I have to admit, I’ve become a pretty big fan of Hulu.com, the site where you can watch many TV programs or movies online without breaking the law. I had been watching it for various programs that were older or to see if I wanted to perhaps watch a particular show that I’d never gotten into on first run.

However, it really came in handy the past two weeks with one of my favorite shows: The Office.

I normally have my DVR record The Office, but for the last two weeks it didn’t work out. Two weeks ago, for whatever reason, the DVR didn’t think it was a ‘new’ episode. As it’s only set to record new episodes only (as to avoid it recording re-runs or syndication versions of shows, which would quickly fill up the machine), it skipped the recording.

Last week, I interrupted the recording because I was watching the NCAA tournament game (University of Michigan was playing) and it tried to record the two scheduled recordings: Grey’s Anatomy and The Office. I told it to stop recording The Office so that I could continue watching the game.

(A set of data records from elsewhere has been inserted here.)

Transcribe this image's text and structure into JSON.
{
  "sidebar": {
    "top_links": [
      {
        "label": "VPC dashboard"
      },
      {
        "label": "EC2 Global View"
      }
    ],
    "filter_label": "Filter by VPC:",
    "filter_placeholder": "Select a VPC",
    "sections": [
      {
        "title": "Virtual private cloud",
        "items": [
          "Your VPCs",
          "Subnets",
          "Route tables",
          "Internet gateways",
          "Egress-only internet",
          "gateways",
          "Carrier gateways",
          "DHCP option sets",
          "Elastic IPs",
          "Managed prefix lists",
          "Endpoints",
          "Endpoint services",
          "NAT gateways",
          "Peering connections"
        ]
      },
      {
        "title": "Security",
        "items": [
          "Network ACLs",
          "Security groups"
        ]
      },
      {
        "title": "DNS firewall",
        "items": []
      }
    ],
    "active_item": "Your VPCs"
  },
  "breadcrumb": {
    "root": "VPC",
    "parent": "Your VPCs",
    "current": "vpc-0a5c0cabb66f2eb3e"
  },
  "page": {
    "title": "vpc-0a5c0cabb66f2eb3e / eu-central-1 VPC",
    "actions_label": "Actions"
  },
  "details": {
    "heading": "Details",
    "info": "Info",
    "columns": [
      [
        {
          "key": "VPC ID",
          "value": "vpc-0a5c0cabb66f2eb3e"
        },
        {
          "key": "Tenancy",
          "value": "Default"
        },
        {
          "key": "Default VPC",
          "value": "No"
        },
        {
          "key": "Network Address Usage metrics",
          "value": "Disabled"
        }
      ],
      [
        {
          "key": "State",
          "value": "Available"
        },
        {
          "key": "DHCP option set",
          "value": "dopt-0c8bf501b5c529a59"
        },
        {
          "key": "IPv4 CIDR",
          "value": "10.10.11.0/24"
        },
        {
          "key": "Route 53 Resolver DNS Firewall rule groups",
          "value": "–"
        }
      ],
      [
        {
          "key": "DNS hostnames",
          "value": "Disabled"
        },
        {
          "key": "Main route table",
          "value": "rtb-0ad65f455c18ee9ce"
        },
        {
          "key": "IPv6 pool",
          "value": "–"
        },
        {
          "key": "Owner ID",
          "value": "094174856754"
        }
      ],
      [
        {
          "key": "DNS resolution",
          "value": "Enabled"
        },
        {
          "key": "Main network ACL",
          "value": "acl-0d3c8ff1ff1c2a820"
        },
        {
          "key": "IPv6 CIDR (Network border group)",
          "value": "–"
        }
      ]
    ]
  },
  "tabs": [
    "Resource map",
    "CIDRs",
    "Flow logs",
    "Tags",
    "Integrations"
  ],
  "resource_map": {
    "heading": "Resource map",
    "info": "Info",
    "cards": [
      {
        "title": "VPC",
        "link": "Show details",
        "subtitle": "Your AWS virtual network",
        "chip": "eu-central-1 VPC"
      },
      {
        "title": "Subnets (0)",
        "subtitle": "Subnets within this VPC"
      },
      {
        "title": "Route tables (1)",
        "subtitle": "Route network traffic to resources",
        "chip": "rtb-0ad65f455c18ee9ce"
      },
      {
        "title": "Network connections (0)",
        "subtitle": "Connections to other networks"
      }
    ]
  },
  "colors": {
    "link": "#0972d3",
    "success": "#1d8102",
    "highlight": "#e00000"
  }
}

No fear, I was able to watch both shows on Hulu. Granted, my office chair isn’t as comfortable as the couch or bed that you can normally watch TV in front of, but it’s really not bad. You have to watch less than a minute of commercials on Hulu, which is less than if you watched it on TV real time, and still less time than even fast forwarding through the commercials on the DVR.

I applaud NBC and other networks for participating in Hulu. It’s nice to see companies realizing that the traditional ways of reaching people are not the only ways.

Oh, and by the way, it was worth interrupting the show. Michigan won! (Though unfortunately, they lost the next game).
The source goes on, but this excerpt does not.